At 11:56 AM 4/22/04 -0400, Jeremy Hylton wrote:
I could be wrong, but it seems to me that globals shouldn't be nearly as bad for performance as builtins. A global only does one dict lookup, while builtins do two. Also, builtins can potentially be optimized away altogether (e.g. 'while True:') or converted to fast LOAD_CONST, or
On Wed, 2004-04-21 at 10:50, Phillip J. Eby wrote: perhaps
even a new CALL_BUILTIN opcode, assuming that adding the opcode doesn't blow the cacheability of the eval loop.
The coarse measurements I made a couple of years ago suggest that LOAD_GLOBAL is still substantially slower than LOAD_FAST. Less than 100 cycles for LOAD_FAST and about 400 cycles for LOAD_GLOBAL.
http://zope.org/Members/jeremy/CurrentAndFutureProjects/PerformanceMeasureme...
I notice the page says 400 cycles "on average" for LOAD_GLOBAL doing "one or two dictionary lookups", so I'm curious how many of those were for builtins, which in the current scheme are always two lookups.

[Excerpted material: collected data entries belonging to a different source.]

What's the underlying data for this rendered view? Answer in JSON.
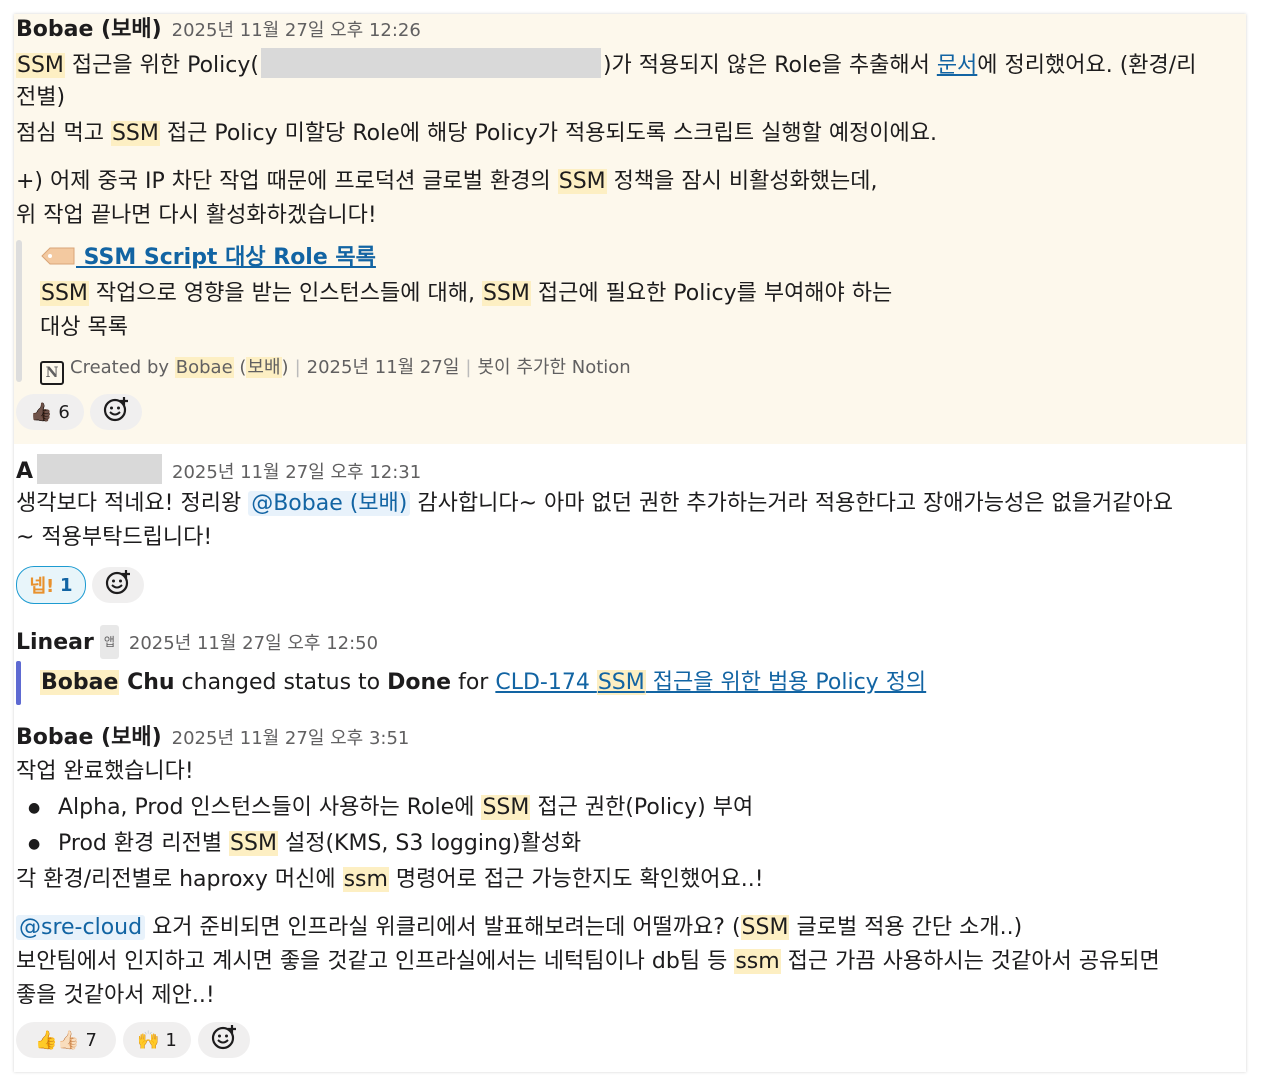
{
  "messages": [
    {
      "author": "Bobae (보배)",
      "timestamp": "2025년 11월 27일 오후 12:26",
      "line1_a": "SSM",
      "line1_b": " 접근을 위한 Policy(",
      "line1_c": ")가 적용되지 않은 Role을 추출해서 ",
      "line1_link": "문서",
      "line1_d": "에 정리했어요. (환경/리",
      "line2": "전별)",
      "line3_a": "점심 먹고 ",
      "line3_b": "SSM",
      "line3_c": " 접근 Policy 미할당 Role에 해당 Policy가 적용되도록 스크립트 실행할 예정이에요.",
      "line4_a": "+) 어제 중국 IP 차단 작업 때문에 프로덕션 글로벌 환경의 ",
      "line4_b": "SSM",
      "line4_c": " 정책을 잠시 비활성화했는데,",
      "line5": "위 작업 끝나면 다시 활성화하겠습니다!",
      "unfurl": {
        "title": " SSM Script 대상 Role 목록",
        "desc1_a": "SSM",
        "desc1_b": " 작업으로 영향을 받는 인스턴스들에 대해, ",
        "desc1_c": "SSM",
        "desc1_d": " 접근에 필요한 Policy를 부여해야 하는",
        "desc2": "대상 목록",
        "created_by": "Created by ",
        "creator": "Bobae",
        "creator_b": " (",
        "creator_c": "보배",
        "creator_d": ")",
        "date": "2025년 11월 27일",
        "added": "봇이 추가한 Notion"
      },
      "reactions": [
        {
          "emoji": "👍🏿",
          "count": "6"
        }
      ]
    },
    {
      "author": "A",
      "timestamp": "2025년 11월 27일 오후 12:31",
      "line1_a": "생각보다 적네요! 정리왕 ",
      "mention": "@Bobae (보배)",
      "line1_b": " 감사합니다~ 아마 없던 권한 추가하는거라 적용한다고 장애가능성은 없을거같아요",
      "line2": "~ 적용부탁드립니다!",
      "reactions": [
        {
          "emoji": "넵!",
          "count": "1"
        }
      ]
    },
    {
      "author": "Linear",
      "badge": "앱",
      "timestamp": "2025년 11월 27일 오후 12:50",
      "person_a": "Bobae",
      "person_b": " Chu",
      "text_a": " changed status to ",
      "status": "Done",
      "text_b": " for ",
      "issue_a": "CLD-174 ",
      "issue_b": "SSM",
      "issue_c": " 접근을 위한 범용 Policy 정의"
    },
    {
      "author": "Bobae (보배)",
      "timestamp": "2025년 11월 27일 오후 3:51",
      "line1": "작업 완료했습니다!",
      "bullet1_a": "Alpha, Prod 인스턴스들이 사용하는 Role에 ",
      "bullet1_b": "SSM",
      "bullet1_c": " 접근 권한(Policy) 부여",
      "bullet2_a": "Prod 환경 리전별 ",
      "bullet2_b": "SSM",
      "bullet2_c": " 설정(KMS, S3 logging)활성화",
      "line2_a": "각 환경/리전별로 haproxy 머신에 ",
      "line2_b": "ssm",
      "line2_c": " 명령어로 접근 가능한지도 확인했어요..!",
      "mention": "@sre-cloud",
      "line3_a": " 요거 준비되면 인프라실 위클리에서 발표해보려는데 어떨까요? (",
      "line3_b": "SSM",
      "line3_c": " 글로벌 적용 간단 소개..)",
      "line4_a": "보안팀에서 인지하고 계시면 좋을 것같고 인프라실에서는 네턱팀이나 db팀 등 ",
      "line4_b": "ssm",
      "line4_c": " 접근 가끔 사용하시는 것같아서 공유되면",
      "line5": "좋을 것같아서 제안..!",
      "reactions": [
        {
          "emoji": "👍👍🏻",
          "count": "7"
        },
        {
          "emoji": "🙌",
          "count": "1"
        }
      ]
    }
  ],
  "bullet_char": "●",
  "icons": {
    "add_reaction": "add-reaction-icon",
    "notion": "notion-icon",
    "tag": "tag-icon"
  },
  "colors": {
    "highlight": "#fdefc3",
    "link": "#1264a3",
    "linear_bar": "#5e6ad2",
    "msg_highlight_bg": "#fdf8ec"
  }
}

If it was half globals and half builtins, and the dictionary lookup is half the time, then having opcodes that know whether to look in globals or builtins would drop the time to 266 cycles, which isn't spectacular but is still good at only about 3.5 times the bytecode fetch overhead. If builtins are used more frequently than globals, the picture improves still further. Still, it's very interesting to see that loading a global takes almost as much time as calling a function! That's pretty surprising to me. I guess that's why doing e.g. '_len=len' for code that does a tight loop makes such a big difference to performance. I tend to do that with attribute lookups before a tight loop, e.g. 'bar = foo.bar', but I didn't realize that global and builtin lookups were almost as slow.